Any actor playing a character with a mental or physical affliction will talk about making sure they do the research to do them justice.

Ben Miller didn’t need to do any of that to play Professor T, a character who suffers with severe OCD.

‘I had OCD myself quite badly when I was in my twenties – as many of the people who have worked with me will attest,’ says Miller.

‘I’ve been really lucky and it seems, as I’ve got older, to have got better as my anxiety reduced. That’s one of the things that attracted me to the character in the first place. I just thought, this is meant for me.’

Miller underwent cognitive behavioural therapy to help ease his symptoms – and can look back now and identify the causes of it.

‘For me, OCD was about anxiety and trying to control the one thing you can control, be it the position of an object on a table or wanting to repeat the same patterns of behaviour over and over again – to sit in the same chair, for example – it’s that kind of control. That’s what mine was like.

‘I suppose I have a lot of empathy for the character,’ he continues.

‘One of the things I was saying to the director early on was that my concern was always to conceal my OCD, not to show it. I couldn’t help showing it sometimes and I would feel very exposed and vulnerable if I had to do something that was obviously OCD in front of somebody. So I played it as something he was trying to minimise in front of others.’

Professor T, a remake of a Belgian drama about a brilliant, if condescending, professor, is being launched first on Britbox before airing later this summer on ITV.

It’s a charmingly old-fashioned detective drama where there’s a case to solve each week and everything is wrapped up by the credits.

Fans of Miller’s turn as Richard Poole in Death In Paradise will find plenty to enjoy here. But was Miller familiar with the original?
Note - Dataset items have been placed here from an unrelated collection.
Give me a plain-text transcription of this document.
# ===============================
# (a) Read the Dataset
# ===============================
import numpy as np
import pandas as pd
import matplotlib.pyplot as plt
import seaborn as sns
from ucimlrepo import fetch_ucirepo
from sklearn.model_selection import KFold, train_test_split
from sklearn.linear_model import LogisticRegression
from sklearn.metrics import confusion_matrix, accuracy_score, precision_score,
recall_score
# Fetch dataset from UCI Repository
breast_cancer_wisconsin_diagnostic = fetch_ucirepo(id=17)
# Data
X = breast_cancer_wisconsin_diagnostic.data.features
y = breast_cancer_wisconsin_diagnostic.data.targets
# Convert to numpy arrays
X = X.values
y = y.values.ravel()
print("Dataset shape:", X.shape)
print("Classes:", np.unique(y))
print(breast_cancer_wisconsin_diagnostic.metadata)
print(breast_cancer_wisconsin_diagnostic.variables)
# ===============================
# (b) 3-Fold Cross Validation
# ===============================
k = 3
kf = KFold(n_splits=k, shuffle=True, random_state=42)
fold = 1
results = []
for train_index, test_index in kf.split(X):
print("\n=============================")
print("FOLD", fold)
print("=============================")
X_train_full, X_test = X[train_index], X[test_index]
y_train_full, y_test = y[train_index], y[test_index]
‘I saw the original Flemish series and loved it. I love the character, this very unusual criminal psychologist,’ he says. ‘But, most of all, it was the fact that every single character in the show has a proper backstory.’

What sets the show apart from more run-of-the-mill detective dramas, however, is a distinctly off-kilter spirit. Professor T is somewhat of a dreamer who is prone to leaps of fantasy and we, the audience, get to see exactly what he’s daydreaming about – be it tangoing with an ex-partner or even pushing his mother off a roof.

‘He can lapse into fantasy. He’s also very intuitive about people’s emotions. So, for example, he might be interviewing somebody about a murder and he will sense that their calm exterior is hiding some serious anger and jealousy,’ says Miller.

‘And that person will burst out and start swearing and stamping in the middle of the room. Then it cuts back to another view where you see nothing like that is happening in real life.’

Lapses into fantasy and his eccentric quirks may lead you to believe that Professor T is a loveable oddball. Dig deeper, though, and there’s a real sinister side to him.

‘He’s definitely troubled, he has a really traumatic past, you know. His family history is quite dark. And we get a glimpse of that towards the end of this first season to the point when you think he might be a murderer himself,’
says Miller.

‘I don’t entirely trust him. I don’t. I always felt with Richard Poole that he had a heart of gold and a very moral purpose. Professor T, to me, feels slightly amoral. I’m never entirely sure he has everyone’s best interests at heart.’

That darkness is tempered by his relationship with his mother, played
by the brilliant Frances de la Tour.

‘She really loves Jasper [Professor T]. There is a real, unconditional love but they have a very difficult relationship. It’s really through the way that Frances is with Professor T that we see he’s not an absolute w****r,’ says Miller.

‘He’s unbearable to be with for most people but he’s like a little boy with his mother and the way that she handles him so sensitively but fearlessly, it’s a very beautiful thing.’

If Professor T is a big success, we can expect more cases and more guest stars for him to condescend to in the future. Perhaps, even, his old comedy partner Alexander Armstrong?

‘That would be fantastic,’ laughs Miller. ‘We could get him murdered, that would be even better.’

Professor T is available to stream on Britbox from tomorrow. The series will air later this summer on ITV.